[halthedog]

hi:

Thanks for the help on the last question.  I am stumped on the following question-i think maybe there's a typo in the acs test book.

question:
What is standard enthalpy change for this reaction:
3H2(g) + O3(g) > 3H2O(l)

given:
1)     H2(g) + 1/2 O2(g) > H2O(l)        = -286kJ
2)     3O2(g) > 2 O3(g)                      = +271kJ
_____________________________________________________________
The acs book i am using calculates the answer to be -944 kJ.
I calculate -722kJ- which is one of the answer options - but not the correct answer according to the key.
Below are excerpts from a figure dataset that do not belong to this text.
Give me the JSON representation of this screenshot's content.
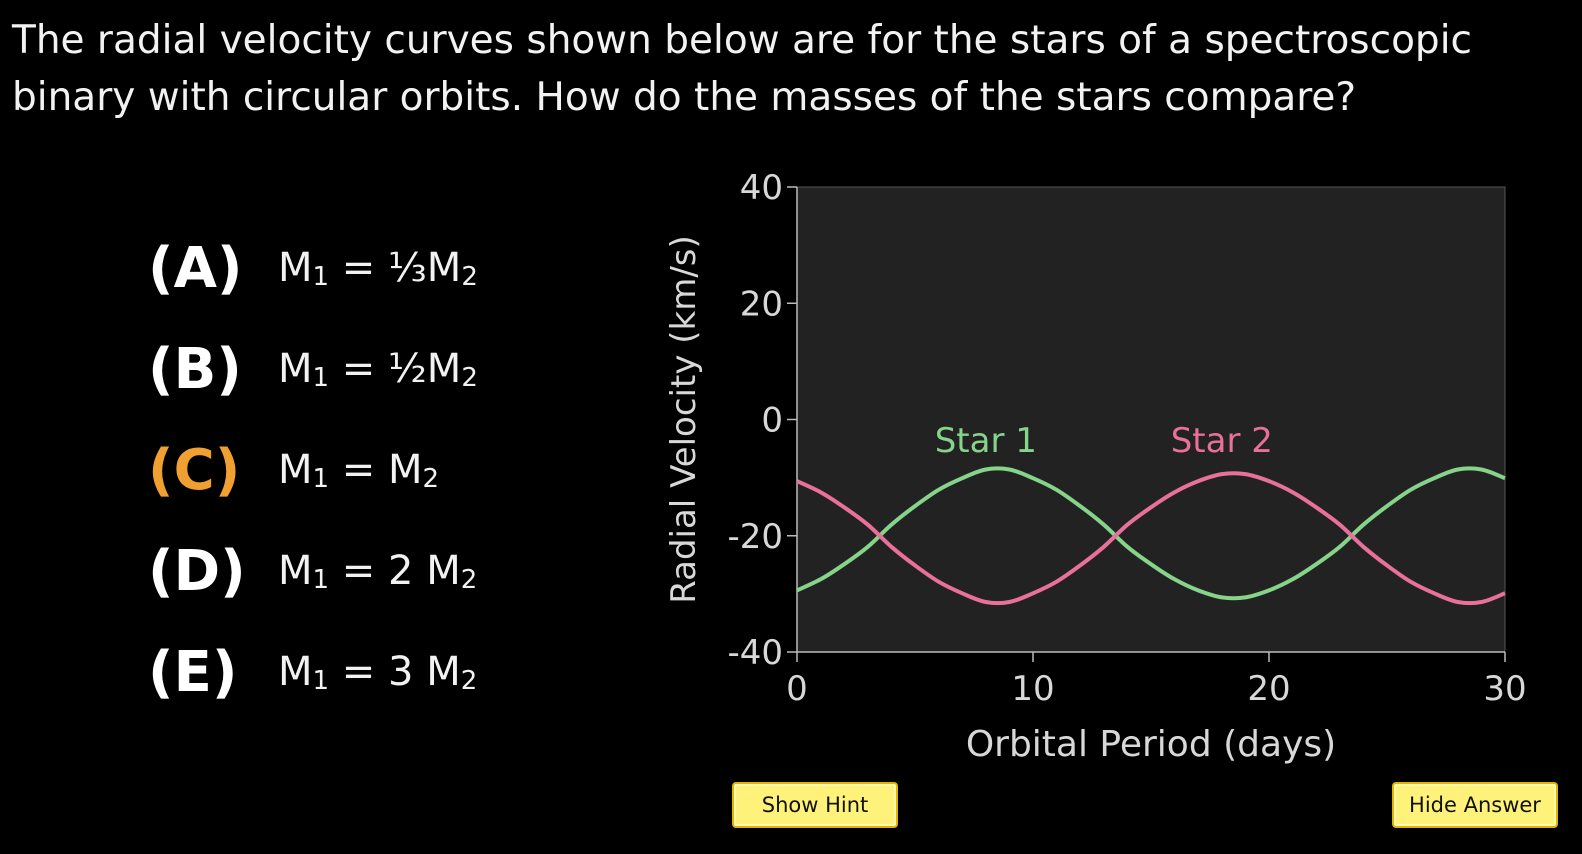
{
  "question": "The radial velocity curves shown below are for the stars of a spectroscopic binary with circular orbits. How do the masses of the stars compare?",
  "options": [
    {
      "letter": "(A)",
      "m1": "M",
      "sub1": "1",
      "relation": " = ",
      "coef": "⅓",
      "m2": "M",
      "sub2": "2",
      "correct": false
    },
    {
      "letter": "(B)",
      "m1": "M",
      "sub1": "1",
      "relation": " = ",
      "coef": "½",
      "m2": "M",
      "sub2": "2",
      "correct": false
    },
    {
      "letter": "(C)",
      "m1": "M",
      "sub1": "1",
      "relation": " = ",
      "coef": "",
      "m2": "M",
      "sub2": "2",
      "correct": true
    },
    {
      "letter": "(D)",
      "m1": "M",
      "sub1": "1",
      "relation": " = ",
      "coef": "2 ",
      "m2": "M",
      "sub2": "2",
      "correct": false
    },
    {
      "letter": "(E)",
      "m1": "M",
      "sub1": "1",
      "relation": " = ",
      "coef": "3 ",
      "m2": "M",
      "sub2": "2",
      "correct": false
    }
  ],
  "colors": {
    "correct_option": "#f0a030",
    "star1": "#86d38a",
    "star2": "#e8709a",
    "plot_bg": "#222222",
    "button_bg": "#fff27a"
  },
  "buttons": {
    "hint_label": "Show Hint",
    "answer_label": "Hide Answer"
  },
  "chart_data": {
    "type": "line",
    "xlabel": "Orbital Period (days)",
    "ylabel": "Radial Velocity (km/s)",
    "xlim": [
      0,
      30
    ],
    "ylim": [
      -40,
      40
    ],
    "xticks": [
      0,
      10,
      20,
      30
    ],
    "yticks": [
      40,
      20,
      0,
      -20,
      -40
    ],
    "grid": false,
    "legend": "labels placed at curve peaks",
    "series": [
      {
        "name": "Star 1",
        "color": "#86d38a",
        "x": [
          0,
          1,
          2,
          3,
          4,
          5,
          6,
          7,
          8,
          9,
          10,
          11,
          12,
          13,
          14,
          15,
          16,
          17,
          18,
          19,
          20,
          21,
          22,
          23,
          24,
          25,
          26,
          27,
          28,
          29,
          30
        ],
        "y": [
          -29.4,
          -27.5,
          -24.9,
          -21.9,
          -18.1,
          -14.9,
          -12.1,
          -10.1,
          -8.6,
          -8.6,
          -10.1,
          -12.1,
          -14.9,
          -18.1,
          -21.9,
          -24.9,
          -27.5,
          -29.4,
          -30.6,
          -30.6,
          -29.4,
          -27.5,
          -24.9,
          -21.9,
          -18.1,
          -14.9,
          -12.1,
          -10.1,
          -8.6,
          -8.6,
          -10.1
        ]
      },
      {
        "name": "Star 2",
        "color": "#e8709a",
        "x": [
          0,
          1,
          2,
          3,
          4,
          5,
          6,
          7,
          8,
          9,
          10,
          11,
          12,
          13,
          14,
          15,
          16,
          17,
          18,
          19,
          20,
          21,
          22,
          23,
          24,
          25,
          26,
          27,
          28,
          29,
          30
        ],
        "y": [
          -10.6,
          -12.5,
          -15.1,
          -18.1,
          -21.9,
          -25.1,
          -27.9,
          -29.9,
          -31.4,
          -31.4,
          -29.9,
          -27.9,
          -25.1,
          -21.9,
          -18.1,
          -15.1,
          -12.5,
          -10.6,
          -9.4,
          -9.4,
          -10.6,
          -12.5,
          -15.1,
          -18.1,
          -21.9,
          -25.1,
          -27.9,
          -29.9,
          -31.4,
          -31.4,
          -29.9
        ]
      }
    ],
    "annotations": [
      {
        "text": "Star 1",
        "x": 8,
        "y": -8
      },
      {
        "text": "Star 2",
        "x": 18,
        "y": -8
      }
    ]
  }
}
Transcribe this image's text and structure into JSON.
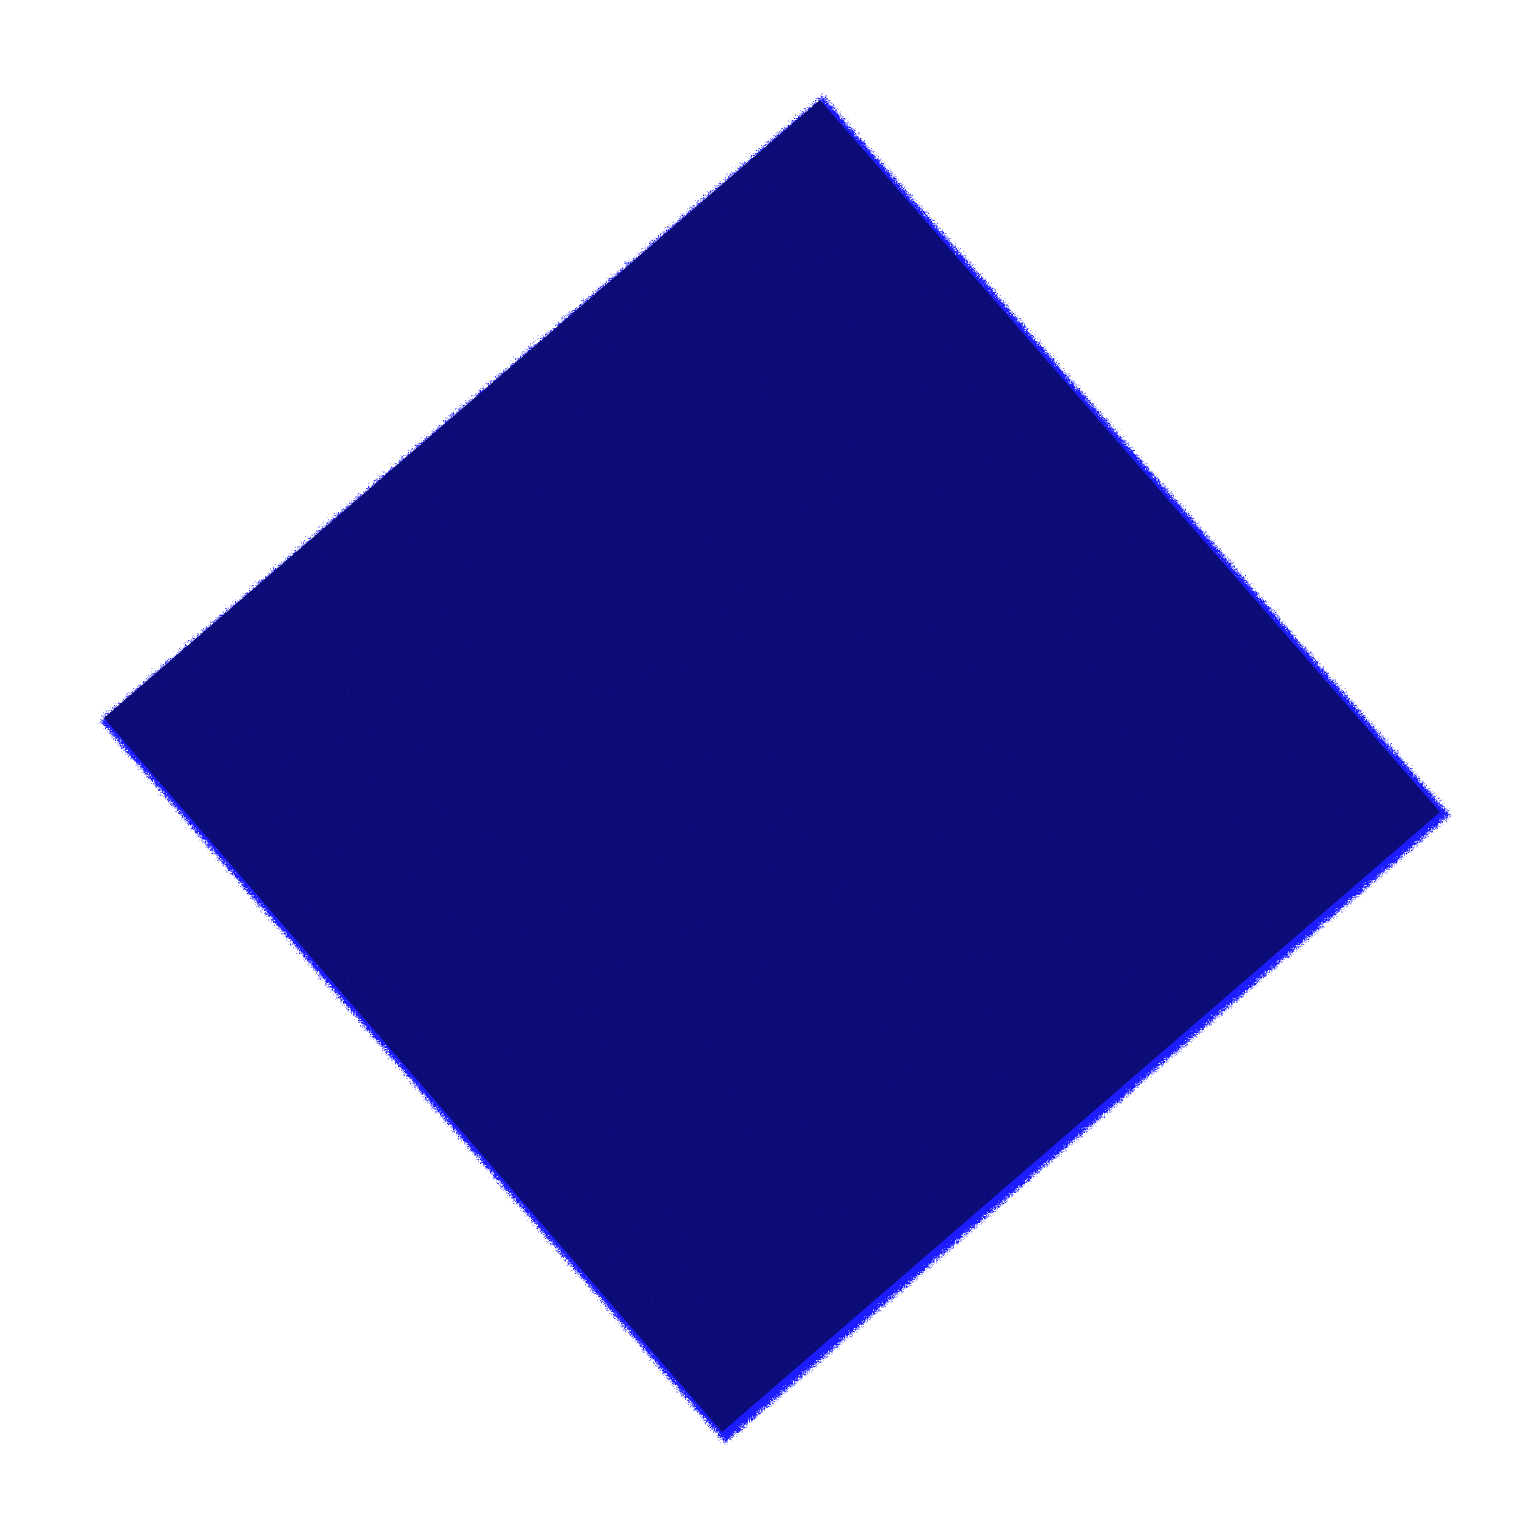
{
  "scene": {
    "background_color": "#ffffff",
    "shape_color": "#06066e",
    "edge_fringe_color": "#1a1aff",
    "texture_dark_color": "#03034f"
  }
}
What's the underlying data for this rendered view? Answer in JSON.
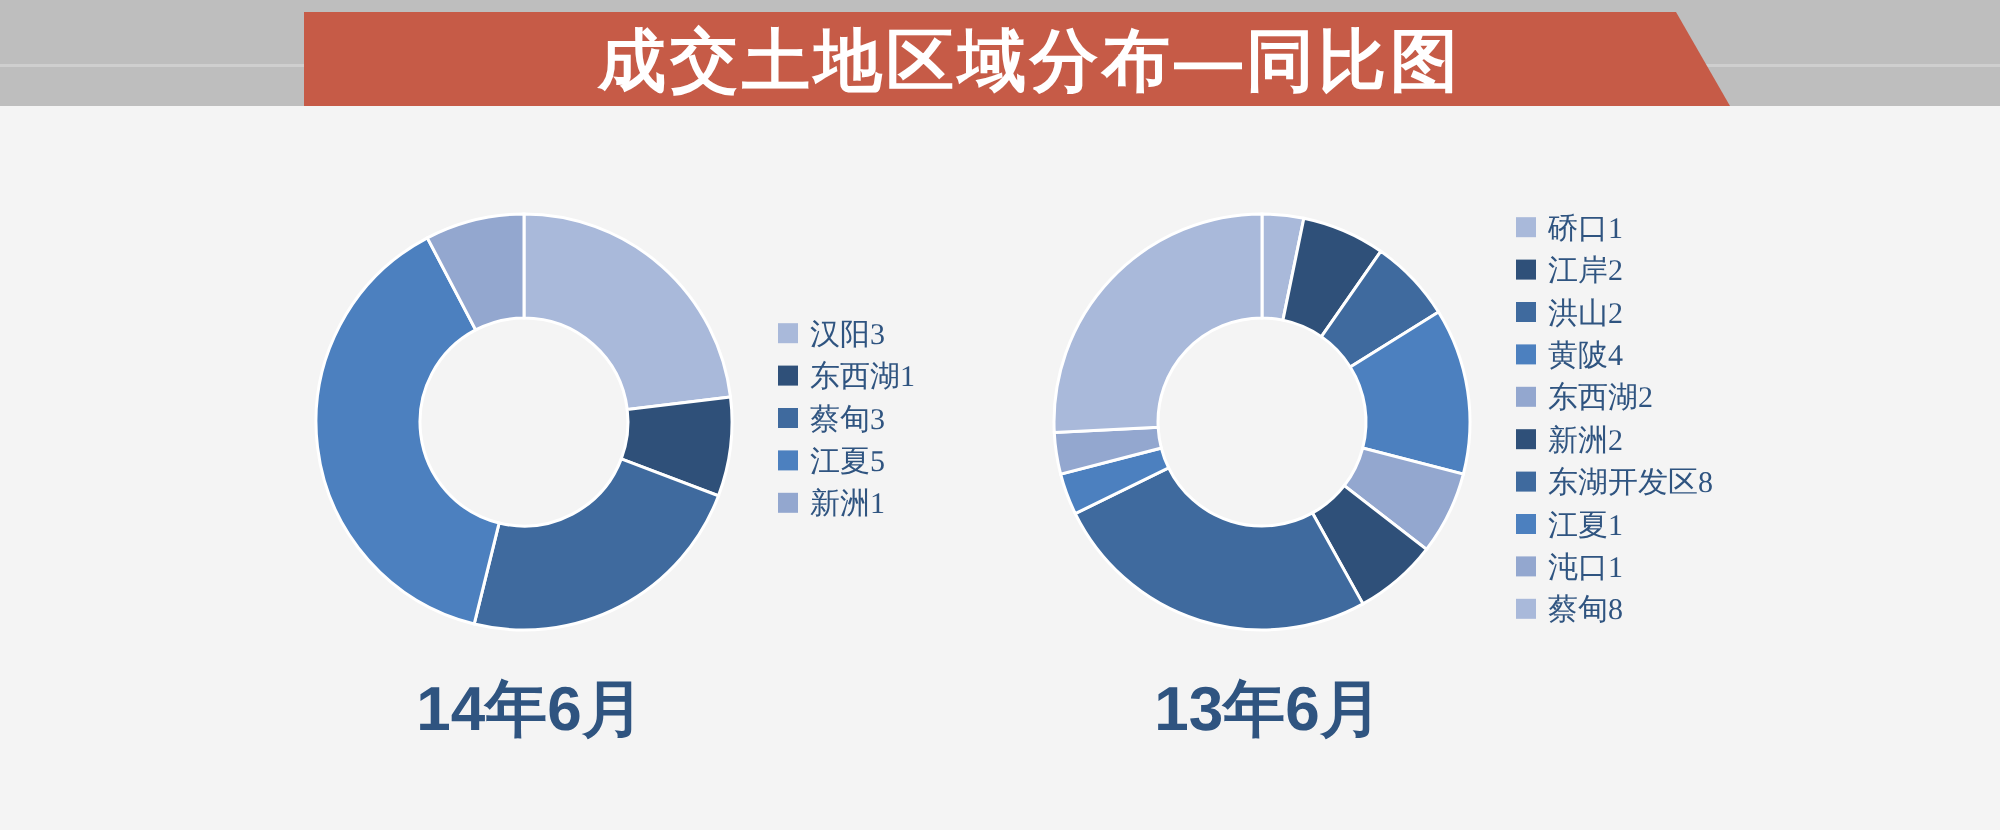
{
  "chart_data": [
    {
      "type": "donut",
      "title": "成交土地区域分布—同比图",
      "xlabel": "14年6月",
      "categories": [
        "汉阳3",
        "东西湖1",
        "蔡甸3",
        "江夏5",
        "新洲1"
      ],
      "values": [
        3,
        1,
        3,
        5,
        1
      ],
      "colors": [
        "#a9b9da",
        "#2f5079",
        "#3f6a9e",
        "#4c80bf",
        "#93a7cf"
      ],
      "legend": "right"
    },
    {
      "type": "donut",
      "xlabel": "13年6月",
      "categories": [
        "硚口1",
        "江岸2",
        "洪山2",
        "黄陂4",
        "东西湖2",
        "新洲2",
        "东湖开发区8",
        "江夏1",
        "沌口1",
        "蔡甸8"
      ],
      "values": [
        1,
        2,
        2,
        4,
        2,
        2,
        8,
        1,
        1,
        8
      ],
      "colors": [
        "#a9b9da",
        "#2f5079",
        "#3f6a9e",
        "#4c80bf",
        "#93a7cf",
        "#2f5079",
        "#3f6a9e",
        "#4c80bf",
        "#93a7cf",
        "#a9b9da"
      ],
      "legend": "right"
    }
  ]
}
I understand how the book came to -944kJ, but isn't the 2 equation
   " 3O2(g) > 2 O3(g)                = +271kJ"
suppose to be reversed - as O3(g) is on the products side of the equation that I'm trying to determing the standard enthalpy change = 3H2(g) + O3(g) > 3H2O(l) and there for the +271kJ should be switched to -271kJ.

Thanks for the help.  I appreciate it.

[mrdeadman]

H_total = sum of H_products - sum of H_reactants elements H's are zero

[plu]

To obtain the designed reaction equation, one must multiply equation (1) by a factor of 3 and equation (2) by a factor of -0.5 .  This will give you an overall enthalpy value of -994 kJ.